Quel regard portez-vous sur le Grand Paris ? 

`La mise en œuvre des multiples projets du Grand Paris est passionnante. La transformation fondamentale de notre entreprise, compte tenu de la transition écologique, environnementale et digitale, rejoint la transformation des territoires du Grand Paris. Les sujets s’imbriquent les uns dans les autres. Avec des questions de création ou de développement des infrastructures qui sont autant d’occasions de réfléchir à la question territoriale. Pour Engie, la question de la décentralisation est fondamentale. Les débats autour de la gouvernance du Grand Paris sont à la fois une opportunité mais aussi un facteur de complexification des sujets.

Et le Grand Paris express ?

Le Grand Paris express représente pour nous d’importantes opportunités. Nous venons par exemple de gagner un appel d’offres important, avec Nokia, sur la mise en place des signaux de circulation du métro automatique. Au-delà, de multiples projets d’aménagement fleurissent. Plus globalement, la mobilité constitue pour nous un sujet extrêmement important. Aujourd’hui, Engie est le seul acteur qui possède une vision globale et systémique de la question de la mobilité et du développement des différentes énergies. Nous sommes présents sur le gaz naturel véhicule (GNV), sur l’électricité ainsi que sur l’hydrogène. Les questions de congestion, de pollution, de logistique du dernier kilomètre ou de desserte des gares demandent des réponses différentes, précises, fines et complémentaires, en termes de développement des réseaux d’énergie, d’installations de bornes électriques ou de GNV. Les solutions proposées doivent être économiquement viables dans le temps.

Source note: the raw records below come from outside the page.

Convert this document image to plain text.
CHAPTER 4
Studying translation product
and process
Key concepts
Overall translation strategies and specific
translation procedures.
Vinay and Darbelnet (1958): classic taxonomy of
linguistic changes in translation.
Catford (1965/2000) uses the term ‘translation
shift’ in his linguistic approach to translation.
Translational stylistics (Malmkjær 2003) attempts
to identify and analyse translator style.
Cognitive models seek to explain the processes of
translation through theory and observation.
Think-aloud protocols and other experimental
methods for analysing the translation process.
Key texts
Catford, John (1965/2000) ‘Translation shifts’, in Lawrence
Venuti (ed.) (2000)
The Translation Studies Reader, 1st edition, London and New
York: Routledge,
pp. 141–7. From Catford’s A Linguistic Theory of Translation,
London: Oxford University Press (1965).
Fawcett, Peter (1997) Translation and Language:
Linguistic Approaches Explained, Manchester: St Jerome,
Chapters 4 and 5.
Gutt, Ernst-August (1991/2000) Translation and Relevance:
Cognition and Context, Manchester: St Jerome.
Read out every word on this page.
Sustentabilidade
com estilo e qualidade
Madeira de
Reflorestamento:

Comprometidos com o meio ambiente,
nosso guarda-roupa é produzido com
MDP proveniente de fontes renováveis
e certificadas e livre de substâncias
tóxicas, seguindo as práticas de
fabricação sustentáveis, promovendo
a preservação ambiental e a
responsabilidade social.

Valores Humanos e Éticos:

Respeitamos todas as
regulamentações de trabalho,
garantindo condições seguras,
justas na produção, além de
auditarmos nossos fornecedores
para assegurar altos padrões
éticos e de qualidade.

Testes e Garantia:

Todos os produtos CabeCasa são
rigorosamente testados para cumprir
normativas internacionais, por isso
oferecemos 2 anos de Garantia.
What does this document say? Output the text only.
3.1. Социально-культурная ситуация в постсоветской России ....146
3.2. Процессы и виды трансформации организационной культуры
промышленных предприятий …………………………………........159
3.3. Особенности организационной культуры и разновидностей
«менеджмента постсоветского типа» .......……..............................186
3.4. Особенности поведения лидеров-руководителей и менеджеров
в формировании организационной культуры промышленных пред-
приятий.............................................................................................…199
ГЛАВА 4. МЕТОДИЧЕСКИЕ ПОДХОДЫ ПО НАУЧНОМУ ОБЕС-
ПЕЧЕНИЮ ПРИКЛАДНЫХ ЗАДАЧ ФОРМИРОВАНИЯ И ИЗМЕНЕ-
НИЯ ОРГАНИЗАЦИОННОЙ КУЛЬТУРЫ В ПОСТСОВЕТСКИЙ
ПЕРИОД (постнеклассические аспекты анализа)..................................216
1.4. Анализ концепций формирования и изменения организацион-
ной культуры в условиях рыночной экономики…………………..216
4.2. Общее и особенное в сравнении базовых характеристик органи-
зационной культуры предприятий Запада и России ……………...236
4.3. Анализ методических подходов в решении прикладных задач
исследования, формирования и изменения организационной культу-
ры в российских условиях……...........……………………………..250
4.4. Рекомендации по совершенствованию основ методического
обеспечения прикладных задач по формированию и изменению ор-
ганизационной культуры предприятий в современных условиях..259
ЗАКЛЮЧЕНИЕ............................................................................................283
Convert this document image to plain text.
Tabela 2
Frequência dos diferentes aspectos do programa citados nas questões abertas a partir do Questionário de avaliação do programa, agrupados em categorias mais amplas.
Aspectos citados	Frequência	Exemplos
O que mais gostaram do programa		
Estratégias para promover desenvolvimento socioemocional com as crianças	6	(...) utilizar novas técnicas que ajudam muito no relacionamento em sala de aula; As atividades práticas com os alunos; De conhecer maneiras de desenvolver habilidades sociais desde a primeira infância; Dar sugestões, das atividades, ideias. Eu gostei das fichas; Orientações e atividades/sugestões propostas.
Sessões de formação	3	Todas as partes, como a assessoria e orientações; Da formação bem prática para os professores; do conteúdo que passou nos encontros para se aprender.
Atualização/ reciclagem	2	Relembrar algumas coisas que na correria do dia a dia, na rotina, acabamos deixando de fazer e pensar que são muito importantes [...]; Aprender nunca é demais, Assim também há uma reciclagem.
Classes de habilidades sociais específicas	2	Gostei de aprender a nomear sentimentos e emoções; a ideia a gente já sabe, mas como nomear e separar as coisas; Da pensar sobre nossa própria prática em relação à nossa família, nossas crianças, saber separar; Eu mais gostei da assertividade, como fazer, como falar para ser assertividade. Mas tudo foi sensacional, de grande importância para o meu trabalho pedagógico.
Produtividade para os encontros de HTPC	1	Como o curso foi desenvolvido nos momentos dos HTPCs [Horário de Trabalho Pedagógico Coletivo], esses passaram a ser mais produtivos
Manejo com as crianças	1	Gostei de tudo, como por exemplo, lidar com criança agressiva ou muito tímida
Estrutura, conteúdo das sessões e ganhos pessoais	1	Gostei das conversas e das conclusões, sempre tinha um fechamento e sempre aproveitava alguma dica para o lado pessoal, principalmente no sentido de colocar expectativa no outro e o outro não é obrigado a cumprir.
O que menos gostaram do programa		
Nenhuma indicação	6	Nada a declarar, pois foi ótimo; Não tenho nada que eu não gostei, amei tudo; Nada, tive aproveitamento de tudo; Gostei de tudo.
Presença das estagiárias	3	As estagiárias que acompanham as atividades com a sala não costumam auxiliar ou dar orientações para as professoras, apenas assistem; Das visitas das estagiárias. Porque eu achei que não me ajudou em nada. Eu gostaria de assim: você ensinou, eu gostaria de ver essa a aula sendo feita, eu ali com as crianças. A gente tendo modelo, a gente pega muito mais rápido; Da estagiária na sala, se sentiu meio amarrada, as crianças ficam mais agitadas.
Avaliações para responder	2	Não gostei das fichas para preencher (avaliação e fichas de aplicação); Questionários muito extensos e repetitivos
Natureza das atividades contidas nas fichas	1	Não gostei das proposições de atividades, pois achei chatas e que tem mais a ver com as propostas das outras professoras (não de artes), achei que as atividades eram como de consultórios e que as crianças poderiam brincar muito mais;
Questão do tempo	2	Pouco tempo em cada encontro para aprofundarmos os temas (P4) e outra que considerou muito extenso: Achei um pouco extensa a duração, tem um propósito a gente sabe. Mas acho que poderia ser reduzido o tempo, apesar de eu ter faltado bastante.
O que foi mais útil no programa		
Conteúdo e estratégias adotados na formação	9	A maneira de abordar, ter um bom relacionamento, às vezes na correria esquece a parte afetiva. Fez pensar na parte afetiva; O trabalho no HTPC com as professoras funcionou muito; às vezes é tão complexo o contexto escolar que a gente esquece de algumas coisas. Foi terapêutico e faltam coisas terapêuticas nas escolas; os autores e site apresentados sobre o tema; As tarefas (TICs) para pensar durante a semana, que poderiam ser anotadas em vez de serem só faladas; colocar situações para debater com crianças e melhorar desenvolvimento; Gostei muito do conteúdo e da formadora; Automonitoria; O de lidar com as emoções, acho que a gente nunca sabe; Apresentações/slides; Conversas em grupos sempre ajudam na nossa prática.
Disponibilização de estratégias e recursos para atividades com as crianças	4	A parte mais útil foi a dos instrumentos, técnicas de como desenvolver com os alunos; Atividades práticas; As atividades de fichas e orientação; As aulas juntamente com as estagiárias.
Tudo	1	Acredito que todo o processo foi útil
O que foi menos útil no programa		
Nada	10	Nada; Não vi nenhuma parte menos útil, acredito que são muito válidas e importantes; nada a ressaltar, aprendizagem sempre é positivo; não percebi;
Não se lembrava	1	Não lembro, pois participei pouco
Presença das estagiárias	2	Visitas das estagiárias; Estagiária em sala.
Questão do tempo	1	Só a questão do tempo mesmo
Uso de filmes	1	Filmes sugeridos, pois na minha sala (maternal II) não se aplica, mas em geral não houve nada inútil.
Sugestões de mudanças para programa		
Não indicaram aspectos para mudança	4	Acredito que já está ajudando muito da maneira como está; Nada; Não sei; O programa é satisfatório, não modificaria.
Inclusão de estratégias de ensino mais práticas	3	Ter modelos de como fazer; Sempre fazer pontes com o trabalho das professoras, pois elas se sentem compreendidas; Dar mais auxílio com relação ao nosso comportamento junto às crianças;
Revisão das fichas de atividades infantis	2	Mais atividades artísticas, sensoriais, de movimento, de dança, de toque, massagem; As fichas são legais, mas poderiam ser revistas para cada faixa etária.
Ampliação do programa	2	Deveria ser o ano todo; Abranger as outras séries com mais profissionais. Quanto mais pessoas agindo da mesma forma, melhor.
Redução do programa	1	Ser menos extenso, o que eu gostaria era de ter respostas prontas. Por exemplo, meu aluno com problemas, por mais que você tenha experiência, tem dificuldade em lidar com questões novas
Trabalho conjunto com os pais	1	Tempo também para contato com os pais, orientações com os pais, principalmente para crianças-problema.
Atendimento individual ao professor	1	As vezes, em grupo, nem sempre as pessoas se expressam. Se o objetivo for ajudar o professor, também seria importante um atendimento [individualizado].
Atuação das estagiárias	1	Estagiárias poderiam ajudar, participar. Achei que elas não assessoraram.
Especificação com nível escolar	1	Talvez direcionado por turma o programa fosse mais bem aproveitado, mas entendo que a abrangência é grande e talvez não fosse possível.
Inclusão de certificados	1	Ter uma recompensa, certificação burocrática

Le siège d’Engie à La Défense. © Jgp

Engie déménage ? 

Nous inaugurons cette année notre nouveau centre de recherche à Stains (Seine-Saont-Denis). Ce lab de recherche remplace celui qui était installé à la Plaine Saulnier, là où sera construit le Centre aquatique olympique des Jeux olympiques et paralympiques de 2024. Nous demeurons donc à Plaine Commune. Nous avons également un projet de campus qui regroupera notre siège et une grande partie de nos activités franciliennes à La Garenne-Colombes (Hauts-de-Seine), où l’on souhaite déménager en 2023. Il s’agit de l’ancien site des usines PSA, que nous avons acquis avec Nexity, avec lequel nous serons copromoteurs. Ce campus sera un modèle, une vitrine en termes d’infrastructure énergétique et de savoir-faire d’Engie.